In Python 3, how to apply html2text() better when the html includes markdown grammar - Artificial Intelligence

YWPKwon
December 23, 2016
82 views
0 votes
2 Answers

I am trying to crawl visible texts from a given URL.

It should work for any random url, so I cannot pre-assume html tags, elements, layouts, etc.
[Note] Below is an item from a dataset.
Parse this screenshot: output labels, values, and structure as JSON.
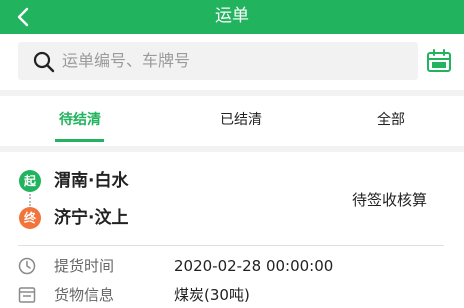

Knowing perfect crawling seems difficult, I just hope to include most of natural language parts, and exclude most of non-natural language parts.

So far, I found that the combination of using BeautifulSoup and html2text seemed reasonably good.
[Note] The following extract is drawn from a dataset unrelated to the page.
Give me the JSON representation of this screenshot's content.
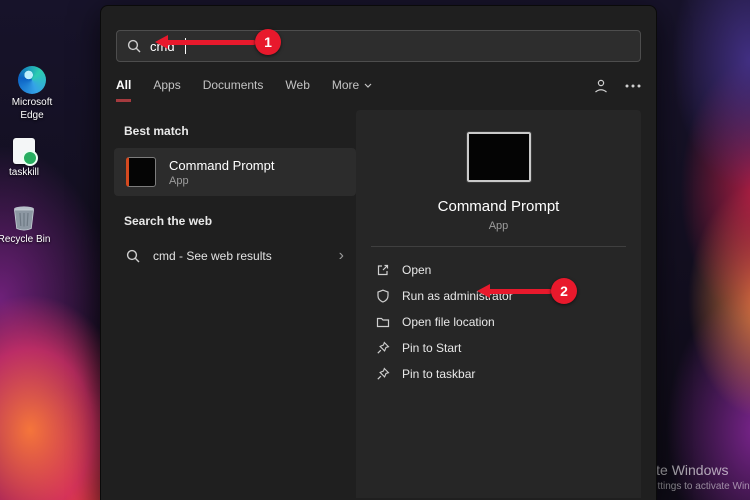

e.g., Below are my skeleton codes.

url = 'https://en.wikipedia.org/wiki/Autonomous_car'
req = urllib.request.Request(url, headers={'User-Agent' : "Magic Browser"})

cj = CookieJar()
opener = urllib.request.build_opener(urllib.request.HTTPCookieProcessor(cj))
response = opener.open(req)
html = response.read().decode('utf8', errors='ignore')
response.close()

# Get html string
soup = BeautifulSoup(html, "lxml")
htmltext = soup.encode('utf-8').decode('utf-8','ignore')
html2text.html2text(htmltext)

Then, I have resulting texts as below, which are not bad (all the html tags are gone), but they turn out markdown grammars.

# Autonomous car

From Wikipedia, the free encyclopedia

Jump to: navigation, search

For the wider application of artificial intelligence to automobiles, see [Unmanned ground vehicle](/wiki/Unmanned_ground_vehicle "Unmanned ground vehicle" ) and [Vehicular automation](/wiki/Vehicular_automation "Vehicular Automation").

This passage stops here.